No, Islamic holy texts do not have verses predicting problems with the social media giant. But they do clearly make cheating and deception haram (prohibited). And that is the rationale that Egypt's Grand Mufti Shawki Allam used to declare fake 'likes' haram.
As Grand Mufti, it is Allam's job to interpret Islamic law and issue legal opinions. His fatwas are not binding, but they are generally considered roadmaps for the application of Shariah by other legally empowered institutions in the country, like the courts.
Allam is seen as a liberal cleric. He is Sufi and is the first Grand Mufti to be elected to the post.
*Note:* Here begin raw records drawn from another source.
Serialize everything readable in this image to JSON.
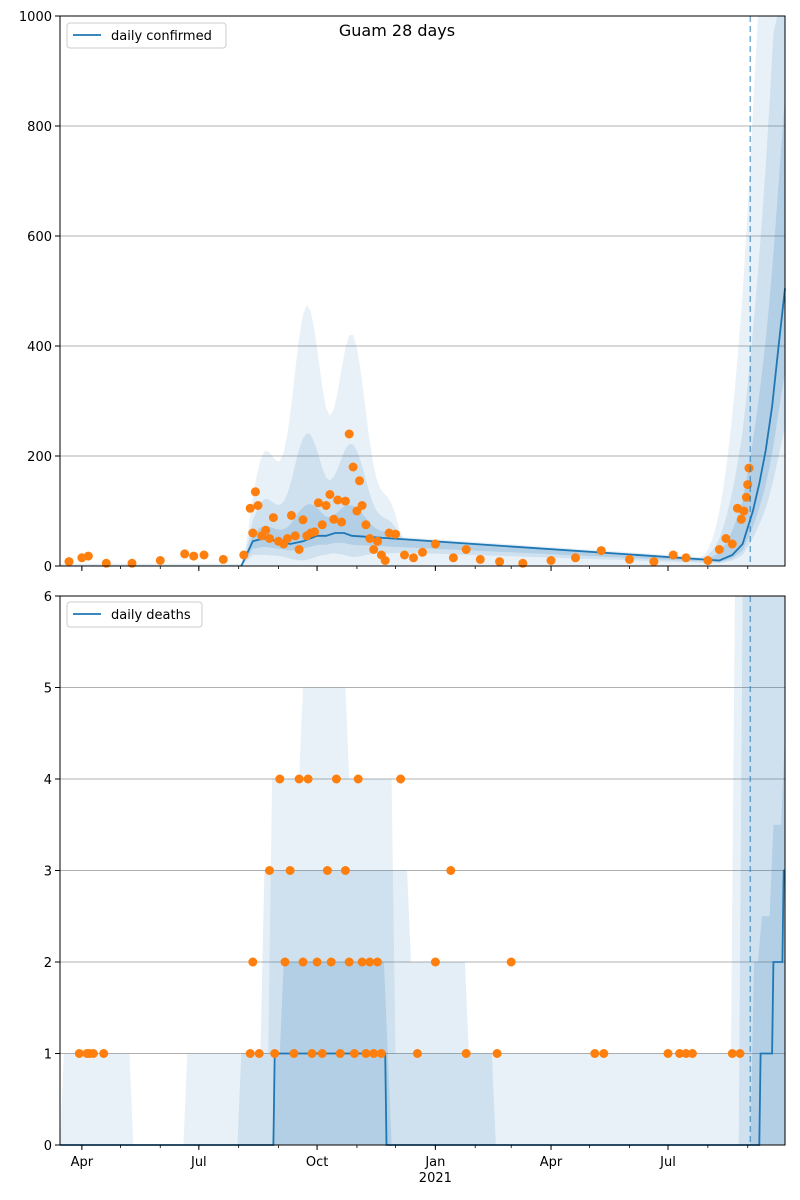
{
  "figure": {
    "title": "Guam 28 days"
  },
  "colors": {
    "line": "#1f77b4",
    "band": "#1f77b4",
    "points": "#ff7f0e",
    "grid": "#b0b0b0",
    "vline": "#1f77b4"
  },
  "chart_data": [
    {
      "type": "line",
      "panel": "top",
      "title": "Guam 28 days",
      "legend": {
        "label": "daily confirmed",
        "placement": "upper-left"
      },
      "x_axis": {
        "type": "date",
        "range": [
          "2020-03-15",
          "2021-09-30"
        ],
        "shared_with_bottom": true
      },
      "y_axis": {
        "range": [
          0,
          1000
        ],
        "ticks": [
          "0",
          "200",
          "400",
          "600",
          "800",
          "1000"
        ]
      },
      "grid": "horizontal",
      "forecast_start": "2021-09-03",
      "series": [
        {
          "kind": "model-line",
          "x": [
            "2020-08-03",
            "2020-08-12",
            "2020-08-20",
            "2020-09-01",
            "2020-09-10",
            "2020-09-20",
            "2020-10-01",
            "2020-10-08",
            "2020-10-15",
            "2020-10-22",
            "2020-10-28",
            "2021-08-10",
            "2021-08-20",
            "2021-08-28",
            "2021-09-05",
            "2021-09-10",
            "2021-09-15",
            "2021-09-20",
            "2021-09-25",
            "2021-09-30"
          ],
          "y": [
            0,
            45,
            50,
            45,
            40,
            45,
            55,
            55,
            60,
            60,
            55,
            10,
            20,
            40,
            100,
            150,
            210,
            290,
            400,
            505
          ]
        },
        {
          "kind": "observed-points",
          "x": [
            "2020-03-22",
            "2020-04-01",
            "2020-04-06",
            "2020-04-20",
            "2020-05-10",
            "2020-06-01",
            "2020-06-20",
            "2020-06-27",
            "2020-07-05",
            "2020-07-20",
            "2020-08-05",
            "2020-08-10",
            "2020-08-12",
            "2020-08-14",
            "2020-08-16",
            "2020-08-19",
            "2020-08-22",
            "2020-08-25",
            "2020-08-28",
            "2020-09-01",
            "2020-09-05",
            "2020-09-08",
            "2020-09-11",
            "2020-09-14",
            "2020-09-17",
            "2020-09-20",
            "2020-09-23",
            "2020-09-26",
            "2020-09-29",
            "2020-10-02",
            "2020-10-05",
            "2020-10-08",
            "2020-10-11",
            "2020-10-14",
            "2020-10-17",
            "2020-10-20",
            "2020-10-23",
            "2020-10-26",
            "2020-10-29",
            "2020-11-01",
            "2020-11-03",
            "2020-11-05",
            "2020-11-08",
            "2020-11-11",
            "2020-11-14",
            "2020-11-17",
            "2020-11-20",
            "2020-11-23",
            "2020-11-26",
            "2020-12-01",
            "2020-12-08",
            "2020-12-15",
            "2020-12-22",
            "2021-01-01",
            "2021-01-15",
            "2021-01-25",
            "2021-02-05",
            "2021-02-20",
            "2021-03-10",
            "2021-04-01",
            "2021-04-20",
            "2021-05-10",
            "2021-06-01",
            "2021-06-20",
            "2021-07-05",
            "2021-07-15",
            "2021-08-01",
            "2021-08-10",
            "2021-08-15",
            "2021-08-20",
            "2021-08-24",
            "2021-08-27",
            "2021-08-29",
            "2021-08-31",
            "2021-09-01",
            "2021-09-02"
          ],
          "y": [
            8,
            15,
            18,
            5,
            5,
            10,
            22,
            18,
            20,
            12,
            20,
            105,
            60,
            135,
            110,
            55,
            65,
            50,
            88,
            45,
            40,
            50,
            92,
            55,
            30,
            84,
            55,
            60,
            62,
            115,
            75,
            110,
            130,
            85,
            120,
            80,
            118,
            240,
            180,
            100,
            155,
            110,
            75,
            50,
            30,
            45,
            20,
            10,
            60,
            58,
            20,
            15,
            25,
            40,
            15,
            30,
            12,
            8,
            5,
            10,
            15,
            28,
            12,
            8,
            20,
            15,
            10,
            30,
            50,
            40,
            105,
            85,
            100,
            125,
            148,
            178
          ]
        }
      ]
    },
    {
      "type": "line",
      "panel": "bottom",
      "legend": {
        "label": "daily deaths",
        "placement": "upper-left"
      },
      "x_axis": {
        "type": "date",
        "range": [
          "2020-03-15",
          "2021-09-30"
        ],
        "ticks": [
          {
            "date": "2020-04-01",
            "label": "Apr"
          },
          {
            "date": "2020-07-01",
            "label": "Jul"
          },
          {
            "date": "2020-10-01",
            "label": "Oct"
          },
          {
            "date": "2021-01-01",
            "label": "Jan",
            "sublabel": "2021"
          },
          {
            "date": "2021-04-01",
            "label": "Apr"
          },
          {
            "date": "2021-07-01",
            "label": "Jul"
          }
        ]
      },
      "y_axis": {
        "range": [
          0,
          6
        ],
        "ticks": [
          "0",
          "1",
          "2",
          "3",
          "4",
          "5",
          "6"
        ]
      },
      "grid": "horizontal",
      "forecast_start": "2021-09-03",
      "series": [
        {
          "kind": "model-line",
          "x": [
            "2020-03-15",
            "2020-08-28",
            "2020-08-29",
            "2020-11-23",
            "2020-11-24",
            "2021-09-03",
            "2021-09-10",
            "2021-09-11",
            "2021-09-20",
            "2021-09-21",
            "2021-09-28",
            "2021-09-29",
            "2021-09-30"
          ],
          "y": [
            0,
            0,
            1,
            1,
            0,
            0,
            0,
            1,
            1,
            2,
            2,
            3,
            3
          ]
        },
        {
          "kind": "observed-points",
          "x": [
            "2020-03-30",
            "2020-04-05",
            "2020-04-07",
            "2020-04-10",
            "2020-04-18",
            "2020-08-10",
            "2020-08-12",
            "2020-08-17",
            "2020-08-25",
            "2020-08-29",
            "2020-09-02",
            "2020-09-06",
            "2020-09-10",
            "2020-09-13",
            "2020-09-17",
            "2020-09-20",
            "2020-09-24",
            "2020-09-27",
            "2020-10-01",
            "2020-10-05",
            "2020-10-09",
            "2020-10-12",
            "2020-10-16",
            "2020-10-19",
            "2020-10-23",
            "2020-10-26",
            "2020-10-30",
            "2020-11-02",
            "2020-11-05",
            "2020-11-08",
            "2020-11-11",
            "2020-11-14",
            "2020-11-17",
            "2020-11-20",
            "2020-12-05",
            "2020-12-18",
            "2021-01-01",
            "2021-01-13",
            "2021-01-25",
            "2021-02-18",
            "2021-03-01",
            "2021-05-05",
            "2021-05-12",
            "2021-07-01",
            "2021-07-10",
            "2021-07-15",
            "2021-07-20",
            "2021-08-20",
            "2021-08-26"
          ],
          "y": [
            1,
            1,
            1,
            1,
            1,
            1,
            2,
            1,
            3,
            1,
            4,
            2,
            3,
            1,
            4,
            2,
            4,
            1,
            2,
            1,
            3,
            2,
            4,
            1,
            3,
            2,
            1,
            4,
            2,
            1,
            2,
            1,
            2,
            1,
            4,
            1,
            2,
            3,
            1,
            1,
            2,
            1,
            1,
            1,
            1,
            1,
            1,
            1,
            1
          ]
        }
      ]
    }
  ]
}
He issued his fatwa against the buying and selling of fake 'likes' on Facebook on Facebook. One translation of a lengthy post on his page said, "If likes are fake, or electronically generated, and do not resemble real individuals, then that would be considered impermissible given that it's a form of fraud."
He then quoted a hadith in which Prophet Muhammed is said to have said, "He who cheats is not of us". He however made it clear that running ads to expand the audience, which could contribute to a rise in 'likes' is not haram, since the likes will come from real people. He further added that if fake 'likes' increase on a page without the knowledge of the owner of the page, it would not haram on the part of the owner. But the fatwa declared it haram f the owner had known of the manipulation.
This is not the first time Allam has issued a fatwa on matters relating to technology or the internet. He had recently issued a fatwa that declared bitcoins and other cryptocurrencies are not an 'acceptable interface of exchange.